OU reports grants and personal fees from AstraZeneca, Boehringer Ingelheim, Edmond Pharma, Chiesi and GSK; grants from Edmond Pharma; and personal fees from Napp, Mundipharma, Sandoz, Takeda, Cipla, COVIS, Novartis, Mereobiopharma, Orion, and Menarini.

JK reports grants, personal fees and non-financial support from AstraZeneca, GSK and Boehringer Ingelheim; grants and personal fees from Chiesi Pharmaceuticals and TEVA; grants from Mundipharma; personal fees from MSD and COVIS Pharma; and also holds 72.5% of shares in the General Practitioners Research Institute.

The authors report no other conflicts of interest in this work.

Acknowledgments

The members of the PIFotal study group would like to acknowledge Dr. Judith Cohen and Dr. Wilma Zijlema for their assistance with the review, drafting, and editing of the paper, and Dr. Hans Wouters for his contribution to the project administration in the initial phase of the project.

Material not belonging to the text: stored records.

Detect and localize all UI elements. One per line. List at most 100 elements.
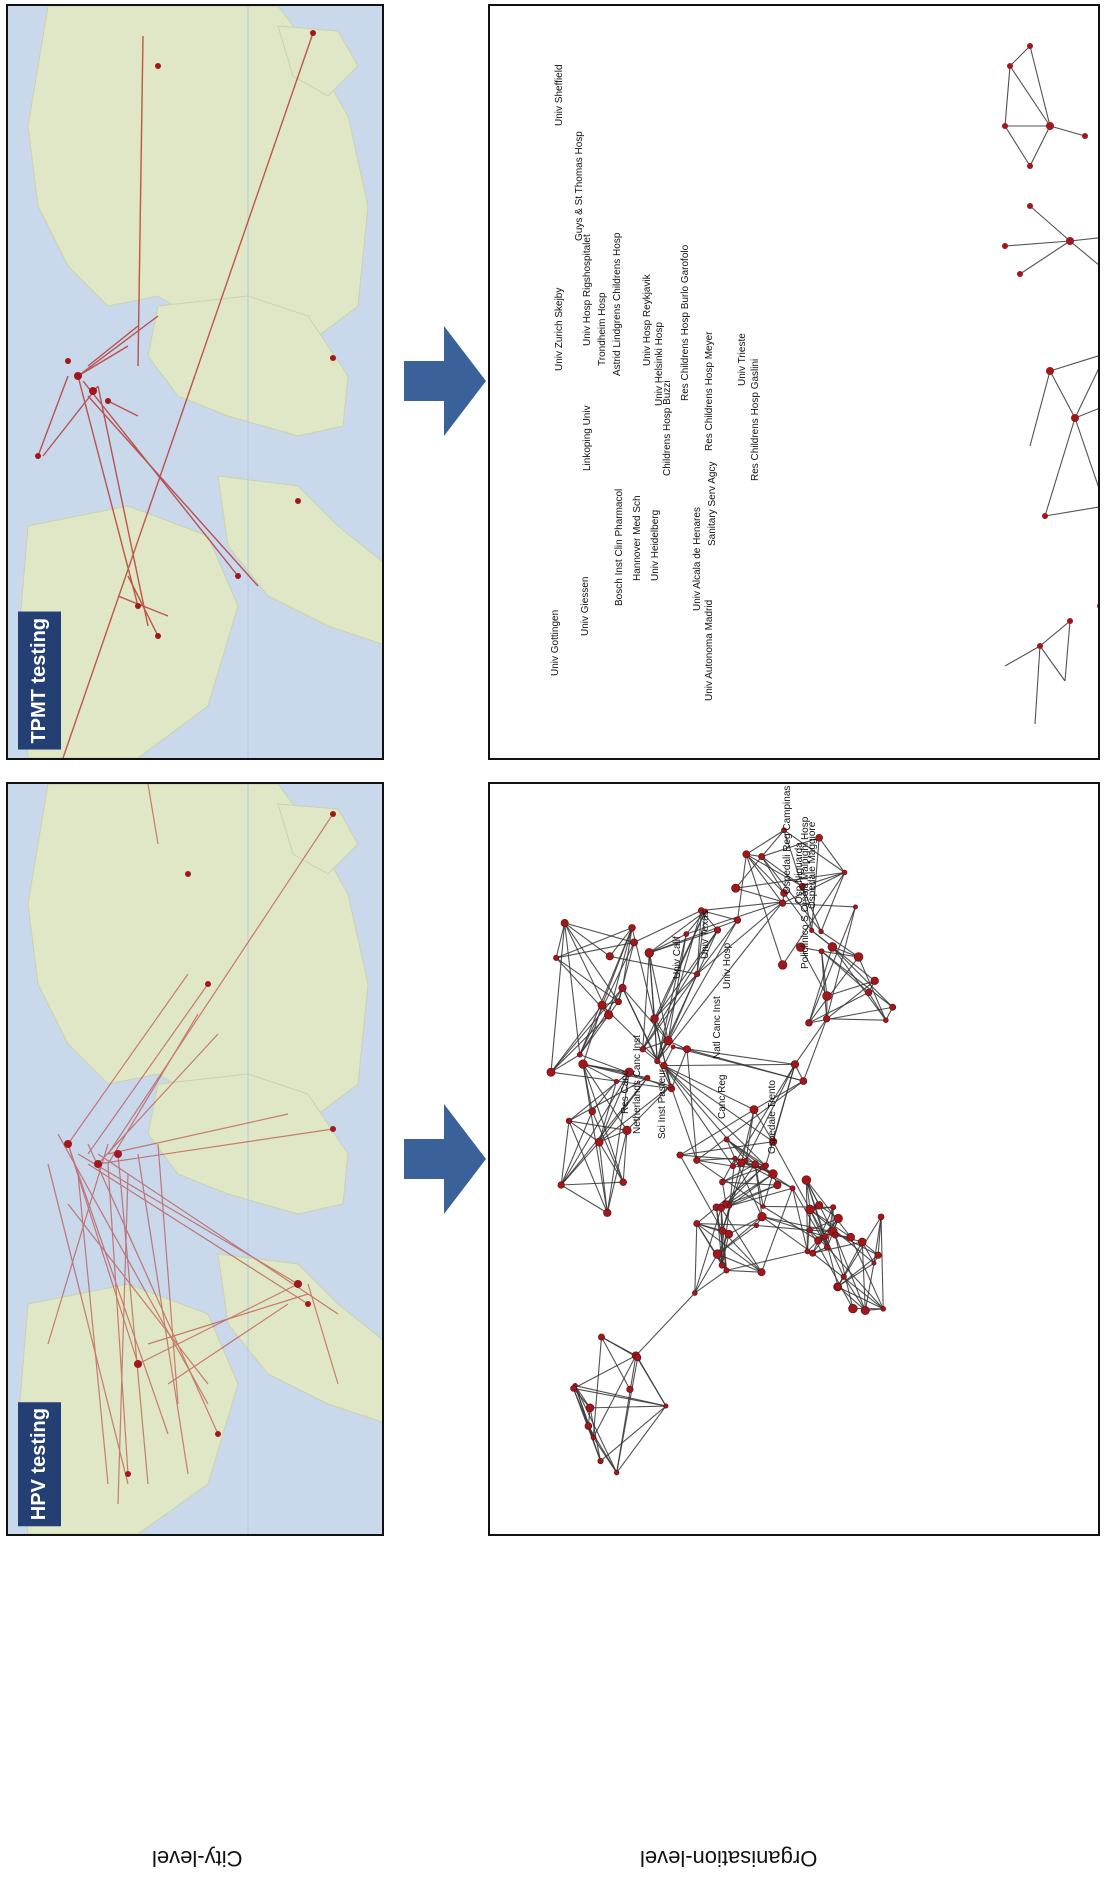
network-edge: [685, 910, 706, 935]
network-node: [605, 952, 614, 961]
network-edge: [626, 1085, 672, 1131]
network-edge: [728, 1216, 763, 1235]
network-node: [827, 942, 838, 952]
network-edge: [808, 956, 860, 1024]
network-edge: [745, 854, 784, 966]
network-edge: [663, 1065, 698, 1161]
network-node: [757, 1268, 766, 1277]
network-node: [693, 970, 701, 978]
tpmt-org-label: Linkoping Univ: [582, 405, 593, 471]
network-node: [790, 1060, 799, 1069]
network-node: [731, 883, 741, 893]
tpmt-org-label: Res Childrens Hosp Gaslini: [750, 359, 761, 481]
network-edge: [564, 922, 610, 1016]
network-edge: [850, 1236, 884, 1310]
network-node: [796, 942, 806, 952]
network-edge: [663, 1065, 774, 1143]
network-node: [779, 899, 787, 907]
network-edge: [555, 927, 633, 959]
network-node: [644, 1074, 651, 1081]
network-edge: [820, 872, 846, 932]
network-edge: [642, 973, 698, 1050]
hpv-org-label: Policlinico S Orsola Malpighi Hosp: [800, 816, 811, 969]
network-edge: [582, 1064, 608, 1213]
network-edge: [633, 910, 702, 943]
network-node: [870, 976, 879, 985]
city-level-label: City-level: [152, 1846, 243, 1871]
network-edge: [808, 1006, 893, 1024]
network-node: [570, 1385, 577, 1392]
network-edge: [729, 1187, 793, 1207]
network-edge: [729, 1173, 774, 1207]
network-edge: [654, 929, 718, 1019]
network-edge: [579, 1001, 619, 1055]
network-node: [557, 1181, 565, 1189]
hpv-org-label: Ospedale Maggiore: [807, 821, 818, 909]
tpmt-org-label: Bosch Inst Clin Pharmacol: [614, 489, 625, 606]
network-node: [864, 988, 873, 997]
network-edge: [673, 1046, 795, 1065]
network-node: [644, 948, 655, 958]
network-edge: [720, 1207, 723, 1266]
network-edge: [794, 1018, 828, 1065]
network-node: [615, 998, 622, 1006]
network-edge: [694, 1269, 727, 1294]
network-edge: [696, 1159, 764, 1207]
network-edge: [672, 1046, 804, 1082]
network-edge: [579, 927, 633, 1055]
network-edge: [721, 1158, 736, 1183]
hpv-arrow: [404, 1104, 486, 1214]
tpmt-org-label: Childrens Hosp Buzzi: [662, 380, 673, 476]
network-node: [841, 869, 848, 876]
hpv-org-label: Ospedale Trento: [767, 1080, 778, 1154]
network-edge: [598, 1081, 618, 1143]
network-edge: [560, 1072, 630, 1186]
network-edge: [550, 1054, 581, 1073]
network-node: [805, 1019, 813, 1027]
network-node: [619, 1178, 627, 1186]
hpv-network-graphic: [546, 827, 897, 1476]
network-node: [853, 904, 858, 910]
network-edge: [761, 1188, 794, 1273]
network-node: [877, 1213, 885, 1221]
network-edge: [601, 1336, 638, 1359]
network-node: [732, 1155, 738, 1161]
network-edge: [560, 1111, 593, 1186]
network-edge: [667, 933, 687, 1041]
network-node: [626, 1385, 634, 1393]
network-edge: [805, 1180, 809, 1252]
network-edge: [783, 892, 813, 931]
network-node: [719, 1178, 726, 1186]
network-edge: [761, 1216, 814, 1254]
network-edge: [761, 1216, 826, 1238]
network-node: [576, 1051, 583, 1058]
network-edge: [609, 955, 698, 975]
network-edge: [616, 1357, 639, 1473]
network-node: [753, 1222, 759, 1228]
network-edge: [696, 919, 738, 975]
network-edge: [783, 830, 803, 887]
tpmt-labels: Univ Sheffield Guys & St Thomas Hosp Uni…: [550, 64, 761, 701]
network-node: [692, 1290, 698, 1296]
network-node: [683, 1045, 691, 1054]
tpmt-network-graphic: [1002, 43, 1098, 725]
network-node: [727, 1203, 733, 1209]
network-edge: [598, 1142, 608, 1213]
network-node: [660, 1061, 668, 1070]
network-edge: [834, 1234, 866, 1311]
network-edge: [726, 1139, 736, 1159]
network-edge: [761, 856, 803, 887]
network-node: [683, 931, 690, 937]
tpmt-org-label: Univ Heidelberg: [650, 510, 661, 581]
network-edge: [734, 1158, 763, 1217]
network-edge: [656, 901, 784, 1062]
network-edge: [696, 1223, 762, 1273]
network-edge: [637, 1357, 667, 1407]
network-node: [650, 1014, 659, 1023]
hpv-labels: Ospedali Reg Campinas Osp Niguarda Osped…: [620, 786, 818, 1154]
network-edge: [696, 1157, 735, 1161]
network-edge: [582, 1063, 628, 1131]
tpmt-org-label: Guys & St Thomas Hosp: [574, 131, 585, 241]
network-edge: [654, 1018, 672, 1086]
network-edge: [721, 1233, 730, 1266]
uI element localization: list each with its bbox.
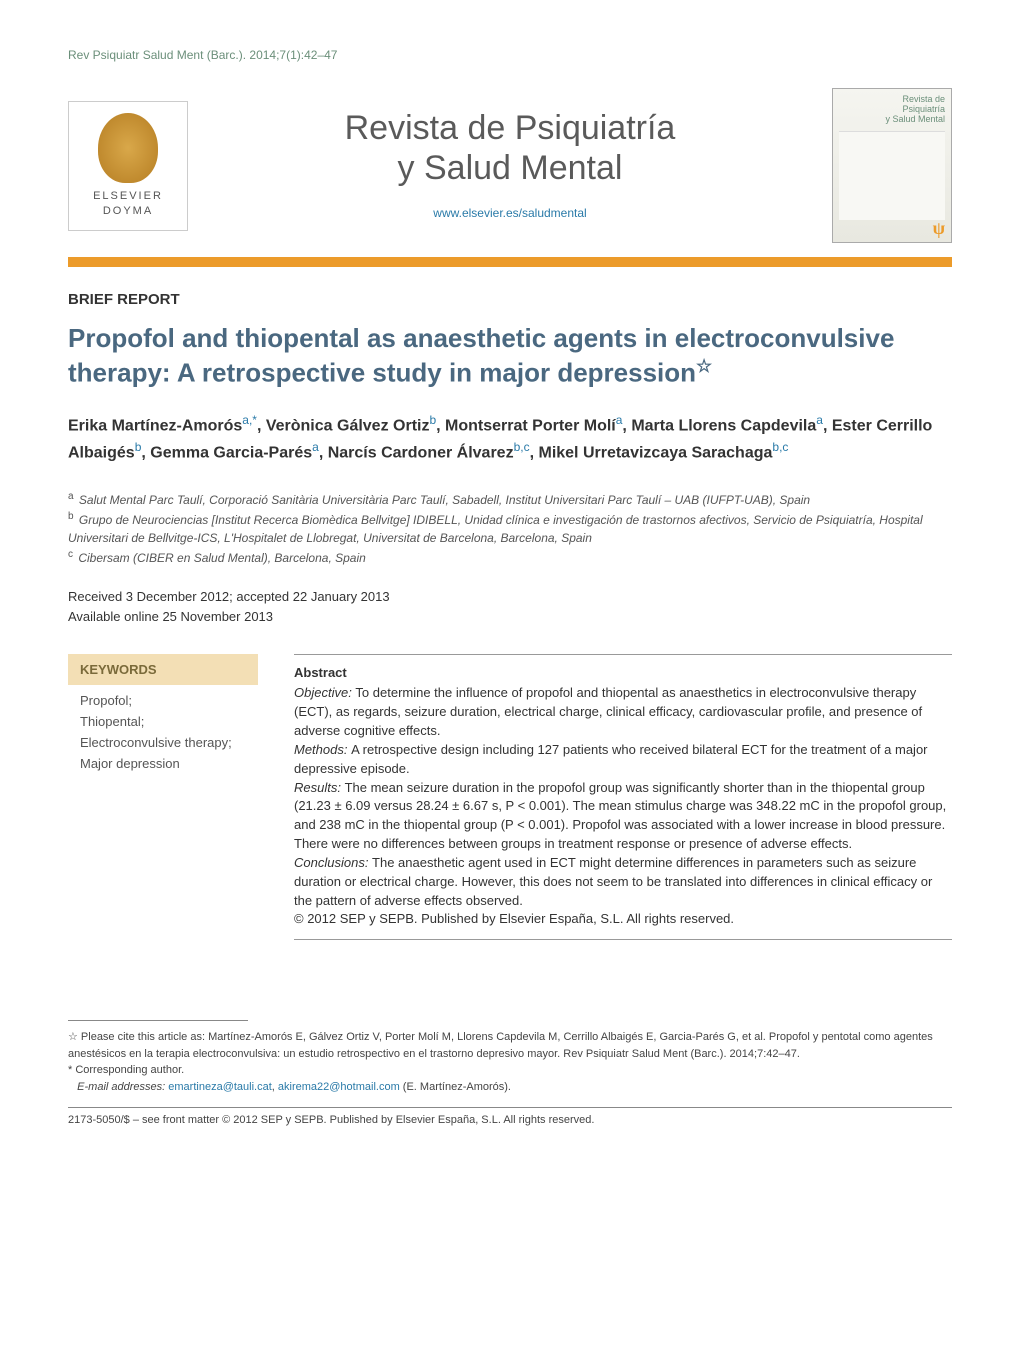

They would also like to thank all contributing researchers: Maria João Barbosa, Ana Margarida Cruz, Liliana Silva, Duarte Araújo, Eurico Silva, Daniel Castro, João Ramires, Ana Fernandes, Catarina Carvalho, Raquel Castro, Jerzy Zientek, Ewa Pasko, Witold Drzastwa, Tomasz Kachel, Kornelia Ciekalska, Krzysztof Wytrychowski, Bernard Panaszek, Krzysztof Kowal, Ebian Brill, Willemien Feenstra, Geert Struik, Hans Schuurman, Mariette van Oostrum, Hennie Holwerda Meekma, Boudewijn Dierick, George Amofa, Esther Kuipers, Lennard Ringnalda, Boris Tyndall, Mark Drenth, Peter Mast, Hilbert Talsma, Raoul Wolfs, Cobie Hoogeboom, Hanneke van Andel, Paul Stoutenberg, Nancy van de Laak, Tessa Hillaert, Laura Holtzer, Natascha Fehrmann, Anniek Makkinga – Maassen van den Brink, Annemarie Hilbink, Erik Feenstra, Murat Tek, Sabrina Burer, Jan van Ginkel, Rinze Boersma, Alyssa Bonger, Miguel Roman Rodriguez, Marina García Pardo, Alejandra Valero Suau, Laura López Velasco, Cecilia Amato, Francisco Palmer Simó, Alberto Abenza, Rosa Llull Vila, Bartolomé Llompart Van Belzen, Silvia Jimeno Martínez, Francesc Moranta Ribas, Margarita Perelló Oliver, Yolanda Gómez López, Patricia Ibañez Gómez, María Nieves Mendieta Lagos, Laura Bueno López, Virginia María Mirabal Sánchez, Ana Delia Rodríguez Delgado, Nils Fischer, Alicia González Sansó, Nayra Ramírez Mendoza, Valeria Gazzaneo, Paula Merced Guillama Rodríguez, Virginia Naranjo Guerrero, Jose Angel Suarez Caballero, Isidoro Souto Bethencourt, Juan R. Dominguez Beatell, Elena Vanesa Rojas Manrique, Maria Jose Sanz Orejas, Cary Perez Lorenzo, Jesús Antonio Pérez Jiménez, Silvia Lara Afonso Trujillo, Bartolomé Dominguez Del Río Boada, Stavroula Papageorgakopoulou, Eleytheria Vakouti, Claire Gkatzoudi, Thodoris Krasanakis, Dimitris Kounalakis, Izoldi Bouloukaki, Nikolaos Tsakountakis, Emmanouela Chronaki, Katherine Mary Borg and Kamila Abutalieva for their time and efforts to perform the study measurements and complete patient inclusion, even in the challenging times of the pandemic.

Finally, they would like to thank the participants who generously gave their time to participate in the study.

Additional information

Funding

The study sponsor is the General Practitioners Research Institute; data collection and analysis were performed by the General Practitioners Research Institute. Boehringer Ingelheim is the funding and scientific partner.